Прошло лето, наступила осень. Вышел приказ министра обороны, и вот в октябре первые шесть дембелей покинули навсегда территорию части. Я был в их числе. Стоял тёплый солнечный день. Мы, весело переговариваясь, шагали по дороге. Уже прошли мимо военного городка, впереди тянулась череда двухэтажных бараков, а сразу за ними располагался автовокзал. Вдруг меня окликнули. Обернувшись, я увидел Варечку. Она стояла на краю дороги, кусая губы и загадочно глядя на меня своими огромными магическими глазами. Я тоже остановился, как дурак. Ребята деликатно сделали вид, что ничего не заметили и продолжили путь, даже не оглядываясь. Мне нужно было подойти к ней, попрощаться, но я совершенно потерялся. Она сама зашагала мне навстречу, и тут у меня сердце сжалось от боли - господи, как она страшно хромала, ужасно, мучительно хромала. Так хромают только после каких-то невероятных переломов ног или после ДЦП. Она подошла вплотную и подняла на меня глаза с этими вечными своими слезами.
- Возьмите, пожалуйста, на память, - выдохнула и вложила в мою руку прямоугольный пакет, - Счастливого пути!
Она быстро отвернулась и заковыляла обратно, когда я осознал, что на моей щеке остался её влажный поцелуй. Не знаю, почему я не догнал её и не обнял. Она удалялась, а я всё стоял и смотрел.
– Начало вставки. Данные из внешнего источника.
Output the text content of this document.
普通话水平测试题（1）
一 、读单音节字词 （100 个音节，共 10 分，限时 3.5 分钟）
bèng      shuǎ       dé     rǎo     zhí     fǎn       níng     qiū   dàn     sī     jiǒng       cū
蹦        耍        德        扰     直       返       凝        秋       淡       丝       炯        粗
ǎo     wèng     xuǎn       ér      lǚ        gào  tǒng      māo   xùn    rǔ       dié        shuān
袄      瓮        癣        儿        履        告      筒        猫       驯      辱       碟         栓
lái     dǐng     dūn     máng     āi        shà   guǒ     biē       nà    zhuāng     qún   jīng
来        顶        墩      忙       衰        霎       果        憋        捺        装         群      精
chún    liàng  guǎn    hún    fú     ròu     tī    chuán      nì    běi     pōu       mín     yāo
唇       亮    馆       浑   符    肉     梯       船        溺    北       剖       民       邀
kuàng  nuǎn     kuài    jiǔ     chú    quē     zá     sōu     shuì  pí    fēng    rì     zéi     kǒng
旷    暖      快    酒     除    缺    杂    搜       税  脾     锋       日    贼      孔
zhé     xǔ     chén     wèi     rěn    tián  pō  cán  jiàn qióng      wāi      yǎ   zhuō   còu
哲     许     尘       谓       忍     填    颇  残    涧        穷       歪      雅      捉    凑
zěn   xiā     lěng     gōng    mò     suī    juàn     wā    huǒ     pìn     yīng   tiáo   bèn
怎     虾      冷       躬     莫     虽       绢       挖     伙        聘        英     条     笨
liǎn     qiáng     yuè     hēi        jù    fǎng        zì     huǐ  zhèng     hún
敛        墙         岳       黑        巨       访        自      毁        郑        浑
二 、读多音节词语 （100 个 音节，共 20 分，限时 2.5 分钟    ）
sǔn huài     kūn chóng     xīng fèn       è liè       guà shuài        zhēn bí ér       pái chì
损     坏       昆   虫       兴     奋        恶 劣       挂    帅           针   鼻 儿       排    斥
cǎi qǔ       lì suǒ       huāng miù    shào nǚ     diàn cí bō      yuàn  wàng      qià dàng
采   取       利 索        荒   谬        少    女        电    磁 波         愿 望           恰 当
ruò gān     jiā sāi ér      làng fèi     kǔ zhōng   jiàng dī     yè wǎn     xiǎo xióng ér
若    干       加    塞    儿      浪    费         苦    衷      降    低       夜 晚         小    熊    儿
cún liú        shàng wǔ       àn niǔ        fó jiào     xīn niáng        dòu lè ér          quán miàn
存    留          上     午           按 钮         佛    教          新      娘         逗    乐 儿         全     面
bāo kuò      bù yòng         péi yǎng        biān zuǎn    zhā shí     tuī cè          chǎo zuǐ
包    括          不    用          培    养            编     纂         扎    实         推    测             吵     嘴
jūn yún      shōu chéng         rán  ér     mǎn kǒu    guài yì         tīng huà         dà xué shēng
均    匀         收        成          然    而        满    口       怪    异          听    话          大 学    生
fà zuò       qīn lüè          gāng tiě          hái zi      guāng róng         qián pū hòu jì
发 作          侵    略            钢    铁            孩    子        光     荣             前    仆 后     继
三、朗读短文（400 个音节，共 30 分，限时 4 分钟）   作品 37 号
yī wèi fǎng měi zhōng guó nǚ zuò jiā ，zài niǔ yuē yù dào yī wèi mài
Уже издали она оглянулась и, кажется, улыбнулась. Я помахал ей рукой с пакетом. Вскрыл я его только на следующий день, в аэропорту, в ожидании своего рейса. Это была книжка, которая всегда лежала на столе перед Варечкой, я узнал её по синей с золотом обложке. Перелистал и с разочарованием обнаружил внутри только столбики стихов. Никогда не любил стихи.